Что-то знакомое было в железной логике князя. Действительно, ведь первые люди, приручившие коня, тоже выглядели безумцами. А те, кто догадался приспособить верблюдов? Ну чем верблюд лучше кенгуру? Безумен только первый шаг, вернее, мысль, а потом все развивается очень логично и последовательно! Опиум вверг основателя новой проавстралийской армии в краткий сон, что позволило Путиловскому завершить тревожащие душу грезы...
...Белую рубашку палач разорвал по вороту, оторванный лоскут картинно бросил по ветру в толпу, отчего та мгновенно заволновалась и принялась хватать плавно опускающийся счастливый кусок ткани. Послышался веселый смех, ведь обладатель сего плата мгновенно становился счастливчиком, ну, может быть, чуть менее важным, нежели палач и жертва, — не менее чем третье лицо в этой трагедии, что уже почетно. Даже два премьера на несколько секунд остановили свое кровавое действо и стали с неподдельным интересом следить за траекторией легкой шелковой ткани. Неожиданно подпрыгнув выше всех, лоскуток ухватила молодая девушка, по виду из среднего сословия, небогатая, но миленькая. Все обрадовались: теперь она быстро выйдет замуж, будет счастлива и плодовита. Палач свободной от топора рукой даже сделал ей нескромный поощрительный жест: дескать, ты должна со мной за это расплатиться полной мерой! И этот жест вызвал в свою очередь одобрительный смех толпы. Палач стал еще милее и симпатичнее.

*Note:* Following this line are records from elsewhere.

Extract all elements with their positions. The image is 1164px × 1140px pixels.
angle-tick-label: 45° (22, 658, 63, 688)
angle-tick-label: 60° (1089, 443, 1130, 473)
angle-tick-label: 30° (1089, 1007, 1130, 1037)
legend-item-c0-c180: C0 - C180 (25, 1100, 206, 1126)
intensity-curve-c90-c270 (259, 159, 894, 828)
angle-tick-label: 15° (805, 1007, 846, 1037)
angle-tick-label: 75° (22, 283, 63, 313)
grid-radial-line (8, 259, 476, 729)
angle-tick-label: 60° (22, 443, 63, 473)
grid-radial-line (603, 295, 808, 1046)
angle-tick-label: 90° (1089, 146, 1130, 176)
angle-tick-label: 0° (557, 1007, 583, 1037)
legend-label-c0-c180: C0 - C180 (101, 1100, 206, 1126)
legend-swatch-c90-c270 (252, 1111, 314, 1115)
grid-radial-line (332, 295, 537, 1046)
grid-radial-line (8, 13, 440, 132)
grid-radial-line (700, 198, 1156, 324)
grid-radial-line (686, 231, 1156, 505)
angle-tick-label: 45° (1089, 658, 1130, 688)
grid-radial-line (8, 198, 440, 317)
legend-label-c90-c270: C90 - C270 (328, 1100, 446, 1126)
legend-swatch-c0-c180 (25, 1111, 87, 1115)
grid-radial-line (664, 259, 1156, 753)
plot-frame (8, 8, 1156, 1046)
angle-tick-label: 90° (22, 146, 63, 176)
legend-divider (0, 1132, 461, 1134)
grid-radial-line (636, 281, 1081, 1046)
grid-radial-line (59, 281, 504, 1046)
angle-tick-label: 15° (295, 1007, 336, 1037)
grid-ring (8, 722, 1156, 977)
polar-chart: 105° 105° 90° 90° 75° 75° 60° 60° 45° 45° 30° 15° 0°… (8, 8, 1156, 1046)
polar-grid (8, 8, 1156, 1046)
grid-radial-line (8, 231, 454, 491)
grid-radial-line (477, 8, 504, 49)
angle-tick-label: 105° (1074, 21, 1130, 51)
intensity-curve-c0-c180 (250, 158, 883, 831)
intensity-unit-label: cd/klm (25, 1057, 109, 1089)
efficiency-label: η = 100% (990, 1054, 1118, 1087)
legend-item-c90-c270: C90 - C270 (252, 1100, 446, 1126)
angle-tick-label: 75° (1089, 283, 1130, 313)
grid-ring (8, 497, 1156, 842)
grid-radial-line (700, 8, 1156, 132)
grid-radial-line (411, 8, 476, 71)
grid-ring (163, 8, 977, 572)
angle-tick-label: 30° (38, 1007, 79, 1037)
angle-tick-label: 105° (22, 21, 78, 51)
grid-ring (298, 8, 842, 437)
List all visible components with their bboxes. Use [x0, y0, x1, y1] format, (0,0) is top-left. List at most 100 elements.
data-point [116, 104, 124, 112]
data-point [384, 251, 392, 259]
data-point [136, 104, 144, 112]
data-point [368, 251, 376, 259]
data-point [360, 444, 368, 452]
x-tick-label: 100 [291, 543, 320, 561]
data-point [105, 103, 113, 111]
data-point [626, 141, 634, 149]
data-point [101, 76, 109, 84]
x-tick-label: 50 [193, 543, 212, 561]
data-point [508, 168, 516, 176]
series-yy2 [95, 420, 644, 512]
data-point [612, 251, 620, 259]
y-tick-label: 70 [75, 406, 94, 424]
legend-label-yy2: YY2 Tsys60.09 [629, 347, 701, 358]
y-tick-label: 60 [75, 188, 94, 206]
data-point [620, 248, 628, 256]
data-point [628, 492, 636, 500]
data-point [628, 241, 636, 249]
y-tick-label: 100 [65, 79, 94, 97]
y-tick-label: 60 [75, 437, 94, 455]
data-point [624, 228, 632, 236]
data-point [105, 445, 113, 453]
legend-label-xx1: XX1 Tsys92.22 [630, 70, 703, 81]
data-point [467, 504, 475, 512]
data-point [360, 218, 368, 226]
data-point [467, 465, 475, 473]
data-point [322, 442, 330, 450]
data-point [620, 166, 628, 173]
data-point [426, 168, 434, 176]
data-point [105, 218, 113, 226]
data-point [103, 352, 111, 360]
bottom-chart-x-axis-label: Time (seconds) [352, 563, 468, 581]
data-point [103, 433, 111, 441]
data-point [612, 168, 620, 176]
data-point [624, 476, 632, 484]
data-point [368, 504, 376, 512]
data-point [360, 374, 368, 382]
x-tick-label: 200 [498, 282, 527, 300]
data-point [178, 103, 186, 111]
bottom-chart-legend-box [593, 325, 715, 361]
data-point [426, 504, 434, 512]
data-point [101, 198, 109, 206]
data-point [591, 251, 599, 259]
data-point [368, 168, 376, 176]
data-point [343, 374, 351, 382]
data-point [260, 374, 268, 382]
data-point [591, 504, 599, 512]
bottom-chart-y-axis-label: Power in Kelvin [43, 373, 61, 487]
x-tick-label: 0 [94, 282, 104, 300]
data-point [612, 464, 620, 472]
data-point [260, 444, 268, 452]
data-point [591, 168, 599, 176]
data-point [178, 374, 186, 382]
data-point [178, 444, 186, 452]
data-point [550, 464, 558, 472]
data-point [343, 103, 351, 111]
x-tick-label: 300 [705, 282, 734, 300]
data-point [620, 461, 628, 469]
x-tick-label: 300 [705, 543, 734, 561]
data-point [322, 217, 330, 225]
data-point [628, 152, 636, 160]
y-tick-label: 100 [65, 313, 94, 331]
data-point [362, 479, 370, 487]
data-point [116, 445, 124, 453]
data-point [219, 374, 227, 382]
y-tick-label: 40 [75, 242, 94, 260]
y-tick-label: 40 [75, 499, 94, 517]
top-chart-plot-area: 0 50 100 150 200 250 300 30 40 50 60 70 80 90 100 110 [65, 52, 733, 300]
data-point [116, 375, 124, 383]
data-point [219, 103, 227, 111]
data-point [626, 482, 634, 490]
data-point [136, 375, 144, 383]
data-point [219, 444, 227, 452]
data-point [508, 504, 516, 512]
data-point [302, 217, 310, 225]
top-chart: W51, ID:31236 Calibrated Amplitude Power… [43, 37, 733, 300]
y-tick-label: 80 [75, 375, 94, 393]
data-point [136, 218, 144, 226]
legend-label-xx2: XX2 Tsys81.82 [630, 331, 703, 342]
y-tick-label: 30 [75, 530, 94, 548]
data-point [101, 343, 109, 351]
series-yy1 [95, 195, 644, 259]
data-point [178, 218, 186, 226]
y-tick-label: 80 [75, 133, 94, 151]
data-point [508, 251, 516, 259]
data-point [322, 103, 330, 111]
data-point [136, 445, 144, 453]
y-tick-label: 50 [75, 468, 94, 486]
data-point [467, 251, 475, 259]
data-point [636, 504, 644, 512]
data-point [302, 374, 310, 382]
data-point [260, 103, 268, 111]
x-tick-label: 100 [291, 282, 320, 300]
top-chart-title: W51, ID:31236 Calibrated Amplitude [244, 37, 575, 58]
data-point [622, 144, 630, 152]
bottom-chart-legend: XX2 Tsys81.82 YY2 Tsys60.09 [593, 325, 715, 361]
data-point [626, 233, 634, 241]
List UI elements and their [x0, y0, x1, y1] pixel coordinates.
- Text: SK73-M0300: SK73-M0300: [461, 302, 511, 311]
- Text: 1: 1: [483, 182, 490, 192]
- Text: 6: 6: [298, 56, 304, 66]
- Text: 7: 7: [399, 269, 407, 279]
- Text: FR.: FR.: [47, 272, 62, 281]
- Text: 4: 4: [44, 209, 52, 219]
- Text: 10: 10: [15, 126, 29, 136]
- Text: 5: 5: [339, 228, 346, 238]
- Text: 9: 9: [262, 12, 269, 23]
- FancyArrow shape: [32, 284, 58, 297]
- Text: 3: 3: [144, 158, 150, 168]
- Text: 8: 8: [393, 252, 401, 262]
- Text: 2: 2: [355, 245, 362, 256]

Тем временем жертва поудобнее умостила свою шею на плахе, что сделать было трудновато, поскольку шея была короткой и широкой — палачу придется продемонстрировать все свое искусство. На площади воцарилась мертвая тишина. Слишком серьезное дело предстояло тем двоим: одному — расстаться с жизнью, а второму — эту жизнь отнять. Все понимали, что задача второго неизмеримо сложнее и что теперь уже ясно, кто главный в этой чарующей сердце игре. Палач взялся за топорище двумя руками и занес широкое лезвие себе за спину, приготовившись описать им широкую дугу, в конце которой должны были в одной пространственной и временной точке встретиться шея, топор и плаха. Единство места, времени и действия.
Последним в своей жизни усилием жертва подняла голову и повела по площади взором, прощаясь с этим миром и уже вглядываясь в мир иной, просвечивающий ей явственнее, чем кому-либо. В глазах читалось одно лишь любопытство путешественника, проделавшего путь длиною в жизнь и остановившегося в самой высокой точке перевала, не позволяя себе взглянуть в ту долину, к которой он так долго стремился. Интересно, там все так, как описывали другие путешественники, так же зелено, свежо и покойно, как мечталось?
Лезвие тронулось в свой идеальный круговой путь. Описать ему надо было около трех четвертей окружности, на что потребовалась изрядная доля секунды. Уже на излете, когда до желанной шеи остались несколько десятых дюйма, внимательному взгляду Путиловского стало ясно, что душа жертвы уже покинула бренное тело и чуть сбоку с любопытством взирает на совершенно бесполезную казнь неодушевленного, которая не может быть приравнена к казни, а является простым отделением туловища от головы на потеху публике. (Такова молодецкая игра мясника для покупательницы с целью очарования последней и возможного получения платы натурой, ежели покупательница не слишком высокородная особа. А впрочем, есть ли разница, какого рода эта особа?)
Толпа ахнула ранее, чем острое лезвие топора прошло сквозь шею, не почувствовав никакого сопротивления, как и шея не почувствовала никакого проникновения в себя. Атомы топора прошли мимо атомов тела, не вызвав ни малейшей взаимопроникающей реакции. Все кончилось, не успев произойти. Некоторые фотографы сумели сделать снимок до того, как голова упала в плетеную ивовую корзину, некоторые — после, но истинного успеха добился лишь механик при аппарате для туманных картинок. Все фазы полета топора и головы он вечером проглядел по отдельности, смакуя свою власть над временем и жизнью человека. Вот он пускает пленку в обратную сторону, и — о чудо! — голова из рук палача исчезает в корзине, затем вылетает оттуда и накрепко прилипает к ранее мертвому телу. Часы из заднего кармана сами собой возвращаются к ранее мертвому хозяину. Вся семья механика хохотала как помешанная, глядя на новую комедию, отснятую умелым отцом.